Bahkan, kata Petrus, proses pemberhentian kepala daerah melalui pemerintah pusat lebih sederhana. Pasalnya, hanya bergantung pada hasil pemeriksaan pemerintah pusat (tanpa proses politik di DPRD) dan hasilnya diserahkan kepada Mahkamah Agung untuk diperiksa dan diputuskan bersalah atau tidak.

“Jadi, jika DPRD yang berwewenang memberhentikan kepala daerah tidak menjalankan tugasnya sebagaimana diatur dalam Pasal 80 UU 23 Tahun 2014, maka pemerintah pusat bisa melakukan pemberhentian tersebut,” tandas dia.

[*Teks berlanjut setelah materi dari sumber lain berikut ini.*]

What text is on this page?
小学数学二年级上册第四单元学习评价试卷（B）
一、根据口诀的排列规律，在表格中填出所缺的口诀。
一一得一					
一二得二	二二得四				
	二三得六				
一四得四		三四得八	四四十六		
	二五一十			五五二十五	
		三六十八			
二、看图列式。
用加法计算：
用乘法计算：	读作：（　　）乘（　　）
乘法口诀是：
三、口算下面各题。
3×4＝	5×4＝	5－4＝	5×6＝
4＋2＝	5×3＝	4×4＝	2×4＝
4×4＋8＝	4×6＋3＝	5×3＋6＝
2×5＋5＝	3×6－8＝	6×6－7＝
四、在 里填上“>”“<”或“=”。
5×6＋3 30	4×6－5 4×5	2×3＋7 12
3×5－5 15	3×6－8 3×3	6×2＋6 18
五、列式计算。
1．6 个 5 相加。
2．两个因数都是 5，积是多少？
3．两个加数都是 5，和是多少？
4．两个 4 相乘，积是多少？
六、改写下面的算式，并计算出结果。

Karena itu, Petrus mengingatkan agar kepala daerah wajib menjalankan tugasnya terutama saat ini memastikan protokol kesehatan dijalankan sebagaimana diatur dalam UU Nomor 6 Tahun 2018, Tentang Kekarantinaan Kesehatan dan peraturan turunannya. Jika ada yang tidak menjalankan UU Nomor 6 Tahun 2018 tersebut, kata dia, pemerintah pusat bisa memberhentikan melalui mekanisme Pasal 81 UU Pemda.

“Contohnya Anies Baswedan atau wakilnya yang saat ini sedang dalam proses pemeriksaan Polda Metro Jaya terkait dugaan pembiaran kerumunan di acara Rizieq Syihab beberapa waktu lalu. Bisa saja diberhentikan oleh pemerintah pusat jika DPRD DKI tidak melakukan proses politik itu, mekanisme melalui Pasal 81 UU Pemda. Begitu juga kepala daerah lainnnya yang lalai menjalankan kewajibannya,” pungkas dia.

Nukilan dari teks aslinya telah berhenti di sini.